Resztę przeznaczyłem na gry większe i poważniejsze. Dużo bardziej ciekawiło mnie bowiem to, czy można na tablecie zagrać w coś, co daje namiastkę grania komputerowego/konsolowego, albo – co ważniejsze – pozwala zapomnieć o tym, że takie granie w ogóle istnieje. Wnioski? Proszę bardzo...

Wszystko zależy od preferowanego gatunku. Gdybym chciał grać wyłącznie na tablecie w FPS-y... miałbym problem. Co prawda nietrudno znaleźć całkiem solidne produkcje tego typu (choćby niedawną tegrową premierę, Conduit HD, a więc grę, jakby nie było, wcześniej wydaną na stacjonarnym Wii), ale jednak nie da się z pełnym przekonaniem powiedzieć, że równają się one z tymi pecetowymi/konsolowymi. Choć oprawa graficzna niektórych produkcji pozytywnie zaskakuje poziomem , to chyba tylko Dead Trigger rzeczywiście mógłby pojawić się na Xboksie – inne tytułu, mimo że całkiem efektowne, mają jednak wyraźnie mniej szczegółowe obiekty, gorsze tekstury, mniej złożone efekty cząsteczkowe. Grafika to jednak tylko połowa zmartwień – drugą jest sterowanie. Co prawda czekam wciąż na The Drownig (więcej – TUTAJ), ale jak na razie nie ma gry, w którą na ekranie dotykowym grałoby się równie dobrze ( i precyzyjnie) jak na padzie (o combo myszka + klawiatura nie wspominając). Niewiele zmieniają przyklejane na tablet gałki (np. Steel Series Free, które ostatnio opisywaliśmy w piśmie; przy okazji warto zwrócić uwagę na "mobilne" słuchawki tej firmy, jak FLUX In-ear, In-ear Pro) – może i przybliżają one wrażenia z gry na tablecie do tych „konsolowych”, ale do ideału się nie zbliżają.

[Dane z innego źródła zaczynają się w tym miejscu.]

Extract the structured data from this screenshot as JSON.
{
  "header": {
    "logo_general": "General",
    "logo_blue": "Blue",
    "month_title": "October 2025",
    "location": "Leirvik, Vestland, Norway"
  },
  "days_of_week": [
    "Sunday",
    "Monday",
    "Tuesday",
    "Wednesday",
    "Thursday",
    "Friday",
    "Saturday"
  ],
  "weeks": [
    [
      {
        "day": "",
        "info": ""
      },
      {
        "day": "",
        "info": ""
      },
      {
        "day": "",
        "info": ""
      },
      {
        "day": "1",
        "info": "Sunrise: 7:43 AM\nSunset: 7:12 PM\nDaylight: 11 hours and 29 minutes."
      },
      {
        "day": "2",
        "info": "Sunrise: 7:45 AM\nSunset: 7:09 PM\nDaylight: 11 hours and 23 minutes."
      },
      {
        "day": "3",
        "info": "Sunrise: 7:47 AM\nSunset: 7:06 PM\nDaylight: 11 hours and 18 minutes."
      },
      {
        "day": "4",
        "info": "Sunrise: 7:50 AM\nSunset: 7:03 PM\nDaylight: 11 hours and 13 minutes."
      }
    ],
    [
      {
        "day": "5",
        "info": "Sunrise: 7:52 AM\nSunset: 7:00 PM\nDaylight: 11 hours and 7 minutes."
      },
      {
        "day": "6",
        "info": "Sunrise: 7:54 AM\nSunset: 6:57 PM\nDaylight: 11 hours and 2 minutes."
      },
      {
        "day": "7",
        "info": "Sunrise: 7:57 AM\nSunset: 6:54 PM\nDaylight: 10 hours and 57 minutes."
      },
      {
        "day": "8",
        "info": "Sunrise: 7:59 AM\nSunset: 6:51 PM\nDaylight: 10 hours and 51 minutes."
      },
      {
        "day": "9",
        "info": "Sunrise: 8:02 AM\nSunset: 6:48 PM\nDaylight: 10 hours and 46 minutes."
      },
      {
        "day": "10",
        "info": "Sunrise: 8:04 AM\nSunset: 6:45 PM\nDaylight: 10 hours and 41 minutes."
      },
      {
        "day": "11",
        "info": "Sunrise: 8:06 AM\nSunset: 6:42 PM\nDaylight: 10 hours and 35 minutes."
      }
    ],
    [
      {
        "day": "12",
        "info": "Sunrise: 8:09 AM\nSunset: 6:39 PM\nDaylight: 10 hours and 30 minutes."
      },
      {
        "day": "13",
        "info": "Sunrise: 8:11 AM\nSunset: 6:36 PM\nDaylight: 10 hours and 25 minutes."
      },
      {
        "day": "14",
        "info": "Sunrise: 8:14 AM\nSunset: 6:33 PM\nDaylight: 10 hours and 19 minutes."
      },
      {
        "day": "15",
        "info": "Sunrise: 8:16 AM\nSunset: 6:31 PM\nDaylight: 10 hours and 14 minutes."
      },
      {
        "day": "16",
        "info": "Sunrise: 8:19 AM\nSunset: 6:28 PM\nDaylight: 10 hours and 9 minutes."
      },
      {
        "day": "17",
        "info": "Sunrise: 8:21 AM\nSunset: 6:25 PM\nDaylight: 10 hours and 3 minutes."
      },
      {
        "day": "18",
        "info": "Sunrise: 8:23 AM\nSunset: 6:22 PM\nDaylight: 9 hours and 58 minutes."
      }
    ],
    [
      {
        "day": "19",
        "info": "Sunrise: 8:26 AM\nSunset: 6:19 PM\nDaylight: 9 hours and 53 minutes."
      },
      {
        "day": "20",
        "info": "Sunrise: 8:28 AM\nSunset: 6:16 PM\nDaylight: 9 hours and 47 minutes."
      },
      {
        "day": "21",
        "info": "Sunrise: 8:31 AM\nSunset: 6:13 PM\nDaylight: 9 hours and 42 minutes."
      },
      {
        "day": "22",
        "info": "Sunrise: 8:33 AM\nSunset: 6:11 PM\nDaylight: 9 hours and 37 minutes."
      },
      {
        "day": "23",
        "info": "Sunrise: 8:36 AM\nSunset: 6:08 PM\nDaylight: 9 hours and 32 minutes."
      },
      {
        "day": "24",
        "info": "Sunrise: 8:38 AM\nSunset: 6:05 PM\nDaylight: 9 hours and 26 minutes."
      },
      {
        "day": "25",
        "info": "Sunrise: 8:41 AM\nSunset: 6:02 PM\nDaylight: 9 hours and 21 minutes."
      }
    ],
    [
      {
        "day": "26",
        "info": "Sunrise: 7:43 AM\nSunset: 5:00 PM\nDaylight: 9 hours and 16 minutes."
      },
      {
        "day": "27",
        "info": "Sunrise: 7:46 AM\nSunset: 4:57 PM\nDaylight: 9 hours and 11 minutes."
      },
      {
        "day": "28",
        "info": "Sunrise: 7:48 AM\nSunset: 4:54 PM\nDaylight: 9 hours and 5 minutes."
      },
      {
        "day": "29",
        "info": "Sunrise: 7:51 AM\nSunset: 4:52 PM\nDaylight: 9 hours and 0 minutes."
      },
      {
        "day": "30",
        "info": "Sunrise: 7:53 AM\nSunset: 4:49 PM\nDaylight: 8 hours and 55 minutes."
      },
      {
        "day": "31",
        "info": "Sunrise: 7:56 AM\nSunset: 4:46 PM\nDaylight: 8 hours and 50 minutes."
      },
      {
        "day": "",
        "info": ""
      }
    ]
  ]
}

Jeśli jednak szukasz gier innych niż FPS-y – tu sytuacja nieco się zmienia. Wiele gier akcji przeniesionych z konsol cierpi na opisane wyżej problemy, ale są i takie, które proponują całkiem sensowne metody sterowania, wymyślone od nowa pod kątem tabletów/smartfonów. Całkiem nieźle sprawdzają się również samochodówki, szczególnie te z widokiem z kokpitu – developerzy nauczyli się już odpowiednio oprogramować akcelerometry, dzięki czemu gry takie jak np. Real Racing 3 dają przyjemną, choć nieco każualową namiastkę korzystania z kierownicy. Również przygodówki przeżywają na urządzeniach mobilnych drugą młodość i gdybym był wielkim fanem tego typu tytułów, najpewniej właśnie na tabletach (choć wtedy pewnie jednak dziesięciocalowych) bym z nich korzystał. Strategiczne? Tu jest problem – te, które są dostępne na urządzeniach mobilnych to raczej produkcje ciążące w kierunku „każualowo-logicznych”, a wyjątków od tej zasady praktycznie nie ma – śmiem twierdzić, że w tym gatunku problem jest, o dziwo, jeszcze większy niż z FPS-ami

Wrażenia po całym tygodniu pecetowo/konsolowego „detoksu”? Przeżyłem - i to jest najważniejsze. A jeśli ktoś siedzi w „grach” od dwóch dekad jak ja, każdy dzień bez interakcji z wirtualnym światem jest naprawdę bolesny. Tablety pozwalają podtrzymać funkcje życiowe u ludzi takich jak ja, a czasami potrafią bawić co najmniej tak samo jak duże platformy. Dziwi mnie jednak, że twórcy gier mobilnych zapominają czasem, iż pracują nad produkcjami na zupełnie inny sprzęt, z innym sterowaniem – zrobiliby dużo lepiej, gdyby myśleli o tym, jak wykorzystać jego mocne strony, a nie próbowali na siłę podrobić pada na ekranie dotykowym. To jednak temat na zupełnie inną historię.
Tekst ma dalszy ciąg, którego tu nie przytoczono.